Dances With Wolves kicked viciously at the pony’s flanks, and as they pulled abreast of the runaway, he threw himself at the turbaned man, taking him in a headlock as he slid from the pony’s back.
Momentum sent them careening across the last of the open space and they slammed hard against a large cottonwood. Dances With Wolves had the man by both sides of his head. He was bashing his skull against the tree trunk before he realized that the warrior’s eyes were dead. A broken branch low on the trunk had skewered the Pawnee like meat.
As he stepped back from this unnerving sight, the dead man slumped forward, his arms flopping pitifully against Dances With Wolves’s sides as if he wanted to embrace his killer. Dances With Wolves skipped back farther and the body fell flat on its face.
In the same instant he realized that the screaming had stopped.
The fight was over.
Suddenly weak, he staggered along the edge of the breaks, picked up the main path, and trotted down to the river, sidestepping Pawnee bodies as he went.
A dozen mounted Comanches, Stone Calf among them, were chasing the dregs of the Pawnee force up the opposite bank.
Dances With Wolves watched until the skirmishers disappeared from sight. Then he walked slowly back. Coming up the incline, he could hear yelling. When he reached the slope’s crest, the battlefield he’d lately occupied opened wide to him.

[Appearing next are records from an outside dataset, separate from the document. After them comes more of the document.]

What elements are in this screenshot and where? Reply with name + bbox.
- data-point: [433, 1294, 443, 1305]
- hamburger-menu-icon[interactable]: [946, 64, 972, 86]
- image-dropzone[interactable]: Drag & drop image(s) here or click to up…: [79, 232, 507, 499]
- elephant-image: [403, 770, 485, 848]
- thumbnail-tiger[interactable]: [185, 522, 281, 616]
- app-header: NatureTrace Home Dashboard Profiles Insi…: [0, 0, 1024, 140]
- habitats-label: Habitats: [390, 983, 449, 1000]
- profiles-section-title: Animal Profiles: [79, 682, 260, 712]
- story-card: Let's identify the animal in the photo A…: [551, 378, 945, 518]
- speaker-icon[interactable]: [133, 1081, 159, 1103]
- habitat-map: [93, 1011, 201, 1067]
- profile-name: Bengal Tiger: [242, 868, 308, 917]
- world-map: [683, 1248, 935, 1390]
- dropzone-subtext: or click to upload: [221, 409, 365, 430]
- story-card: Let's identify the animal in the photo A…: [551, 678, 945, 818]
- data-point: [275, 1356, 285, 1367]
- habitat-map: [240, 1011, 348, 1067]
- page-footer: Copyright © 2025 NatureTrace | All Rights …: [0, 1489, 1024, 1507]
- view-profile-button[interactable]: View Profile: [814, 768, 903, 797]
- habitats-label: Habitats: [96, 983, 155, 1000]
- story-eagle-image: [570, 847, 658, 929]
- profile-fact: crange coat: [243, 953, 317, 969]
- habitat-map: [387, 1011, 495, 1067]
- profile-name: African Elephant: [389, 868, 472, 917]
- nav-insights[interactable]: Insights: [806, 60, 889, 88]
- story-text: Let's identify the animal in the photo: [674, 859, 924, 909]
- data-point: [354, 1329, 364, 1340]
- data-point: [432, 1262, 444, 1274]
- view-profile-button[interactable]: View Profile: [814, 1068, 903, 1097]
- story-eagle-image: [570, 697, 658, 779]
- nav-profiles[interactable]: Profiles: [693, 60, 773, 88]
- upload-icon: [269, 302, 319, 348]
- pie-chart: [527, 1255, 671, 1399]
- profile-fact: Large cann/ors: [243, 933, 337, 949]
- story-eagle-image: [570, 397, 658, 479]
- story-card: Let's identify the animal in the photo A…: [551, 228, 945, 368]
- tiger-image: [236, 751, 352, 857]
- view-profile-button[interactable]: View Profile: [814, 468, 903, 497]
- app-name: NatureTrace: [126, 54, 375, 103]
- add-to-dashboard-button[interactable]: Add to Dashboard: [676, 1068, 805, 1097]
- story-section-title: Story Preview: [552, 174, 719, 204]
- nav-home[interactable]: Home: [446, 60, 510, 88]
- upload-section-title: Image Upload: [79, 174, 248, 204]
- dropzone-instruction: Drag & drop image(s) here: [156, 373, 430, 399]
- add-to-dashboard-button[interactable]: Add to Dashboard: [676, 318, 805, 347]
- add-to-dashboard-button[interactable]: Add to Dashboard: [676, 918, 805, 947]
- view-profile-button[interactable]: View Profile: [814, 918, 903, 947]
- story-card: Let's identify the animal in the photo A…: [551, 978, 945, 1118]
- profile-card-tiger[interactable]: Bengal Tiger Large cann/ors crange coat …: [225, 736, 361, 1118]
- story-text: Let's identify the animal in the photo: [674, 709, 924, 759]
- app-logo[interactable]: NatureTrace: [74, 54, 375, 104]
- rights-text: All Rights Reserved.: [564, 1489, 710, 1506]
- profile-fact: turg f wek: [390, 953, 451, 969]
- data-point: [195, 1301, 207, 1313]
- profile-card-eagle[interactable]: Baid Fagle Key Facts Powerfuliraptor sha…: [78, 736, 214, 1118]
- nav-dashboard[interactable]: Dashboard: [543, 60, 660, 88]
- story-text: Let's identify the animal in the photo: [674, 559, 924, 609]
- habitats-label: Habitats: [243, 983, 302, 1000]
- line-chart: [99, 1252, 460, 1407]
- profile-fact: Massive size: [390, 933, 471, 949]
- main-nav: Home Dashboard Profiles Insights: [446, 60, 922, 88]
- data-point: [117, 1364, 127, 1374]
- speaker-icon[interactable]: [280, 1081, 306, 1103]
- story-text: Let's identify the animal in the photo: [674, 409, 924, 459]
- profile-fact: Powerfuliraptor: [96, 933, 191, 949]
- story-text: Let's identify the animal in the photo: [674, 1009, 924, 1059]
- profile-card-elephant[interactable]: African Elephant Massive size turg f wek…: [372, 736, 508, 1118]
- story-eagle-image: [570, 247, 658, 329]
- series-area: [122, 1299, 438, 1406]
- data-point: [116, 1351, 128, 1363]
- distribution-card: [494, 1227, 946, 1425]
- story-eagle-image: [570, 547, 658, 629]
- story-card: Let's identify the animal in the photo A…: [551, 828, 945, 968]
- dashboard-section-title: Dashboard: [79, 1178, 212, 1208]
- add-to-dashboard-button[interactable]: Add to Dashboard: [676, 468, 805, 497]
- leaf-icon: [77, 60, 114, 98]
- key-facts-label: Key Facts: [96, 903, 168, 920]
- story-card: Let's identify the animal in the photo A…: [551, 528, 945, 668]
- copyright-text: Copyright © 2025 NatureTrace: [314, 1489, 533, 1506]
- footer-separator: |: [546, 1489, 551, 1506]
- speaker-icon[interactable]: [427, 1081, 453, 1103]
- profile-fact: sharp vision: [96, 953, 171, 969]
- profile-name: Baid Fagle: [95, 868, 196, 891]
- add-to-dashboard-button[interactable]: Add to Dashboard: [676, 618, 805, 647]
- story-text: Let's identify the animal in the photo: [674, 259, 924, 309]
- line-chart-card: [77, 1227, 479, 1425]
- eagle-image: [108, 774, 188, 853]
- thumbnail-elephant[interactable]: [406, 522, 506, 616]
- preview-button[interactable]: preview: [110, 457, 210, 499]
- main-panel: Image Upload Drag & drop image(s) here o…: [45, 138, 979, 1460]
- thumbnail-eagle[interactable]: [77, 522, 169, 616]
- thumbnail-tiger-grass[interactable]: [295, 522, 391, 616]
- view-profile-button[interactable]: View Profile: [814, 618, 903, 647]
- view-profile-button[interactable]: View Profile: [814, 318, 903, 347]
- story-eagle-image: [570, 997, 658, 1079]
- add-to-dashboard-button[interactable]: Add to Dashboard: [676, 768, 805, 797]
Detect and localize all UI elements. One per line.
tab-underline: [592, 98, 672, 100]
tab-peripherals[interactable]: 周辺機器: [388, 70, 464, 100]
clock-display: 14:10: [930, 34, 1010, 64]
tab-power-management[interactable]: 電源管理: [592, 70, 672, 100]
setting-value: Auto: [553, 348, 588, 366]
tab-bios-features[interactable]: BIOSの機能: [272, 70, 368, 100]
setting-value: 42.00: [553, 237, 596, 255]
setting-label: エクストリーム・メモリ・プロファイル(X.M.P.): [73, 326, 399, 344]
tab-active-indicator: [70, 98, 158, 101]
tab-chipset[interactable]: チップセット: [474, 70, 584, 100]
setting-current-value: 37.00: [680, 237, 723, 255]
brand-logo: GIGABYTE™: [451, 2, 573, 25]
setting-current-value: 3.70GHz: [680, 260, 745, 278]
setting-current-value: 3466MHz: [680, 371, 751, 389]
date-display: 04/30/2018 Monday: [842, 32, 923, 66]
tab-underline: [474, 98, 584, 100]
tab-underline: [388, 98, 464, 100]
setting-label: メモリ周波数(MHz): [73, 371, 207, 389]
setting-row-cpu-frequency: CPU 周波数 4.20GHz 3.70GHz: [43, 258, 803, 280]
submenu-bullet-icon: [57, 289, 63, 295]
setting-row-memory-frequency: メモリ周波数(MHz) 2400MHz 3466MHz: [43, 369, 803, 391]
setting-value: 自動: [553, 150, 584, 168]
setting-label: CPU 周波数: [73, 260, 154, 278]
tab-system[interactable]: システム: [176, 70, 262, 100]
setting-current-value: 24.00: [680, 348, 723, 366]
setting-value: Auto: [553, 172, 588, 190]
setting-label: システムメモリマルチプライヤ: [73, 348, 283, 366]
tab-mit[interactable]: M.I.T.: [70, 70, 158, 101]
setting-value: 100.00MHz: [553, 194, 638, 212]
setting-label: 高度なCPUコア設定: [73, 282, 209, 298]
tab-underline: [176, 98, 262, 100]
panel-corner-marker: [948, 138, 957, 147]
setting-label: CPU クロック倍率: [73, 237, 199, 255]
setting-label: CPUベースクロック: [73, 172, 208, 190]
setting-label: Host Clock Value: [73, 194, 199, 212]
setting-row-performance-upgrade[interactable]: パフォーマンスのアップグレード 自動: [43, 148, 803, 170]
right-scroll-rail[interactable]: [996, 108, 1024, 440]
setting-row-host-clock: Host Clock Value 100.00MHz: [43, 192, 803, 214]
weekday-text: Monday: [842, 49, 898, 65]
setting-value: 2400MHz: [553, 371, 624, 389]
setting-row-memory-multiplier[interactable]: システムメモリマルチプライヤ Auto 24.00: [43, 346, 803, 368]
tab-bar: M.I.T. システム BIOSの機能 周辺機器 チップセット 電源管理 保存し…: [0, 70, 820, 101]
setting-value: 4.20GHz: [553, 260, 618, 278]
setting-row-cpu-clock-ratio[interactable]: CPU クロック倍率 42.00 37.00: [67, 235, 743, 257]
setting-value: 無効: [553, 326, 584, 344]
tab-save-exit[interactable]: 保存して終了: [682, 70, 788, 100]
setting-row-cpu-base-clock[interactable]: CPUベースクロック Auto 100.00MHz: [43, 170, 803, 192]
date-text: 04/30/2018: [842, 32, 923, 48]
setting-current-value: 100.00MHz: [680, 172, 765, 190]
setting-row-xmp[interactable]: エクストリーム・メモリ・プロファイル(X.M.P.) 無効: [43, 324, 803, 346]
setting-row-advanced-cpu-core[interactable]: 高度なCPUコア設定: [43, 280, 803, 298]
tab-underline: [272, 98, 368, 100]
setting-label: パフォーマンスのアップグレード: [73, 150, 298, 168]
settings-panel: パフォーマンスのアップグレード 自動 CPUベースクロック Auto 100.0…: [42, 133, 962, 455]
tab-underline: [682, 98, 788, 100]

It looked like a hastily abandoned picnic site. Refuse was scattered everywhere. There were a great number of Pawnee corpses. Comanche warriors were moving among them excitedly.
“I killed this one,” someone would call.
“This one still breathes,” another would announce, prompting the arrival of whoever was close by to help finish him off.
The women and children had come out of the lodges and were scurrying down to the battlefield. Some of the bodies were being mutilated.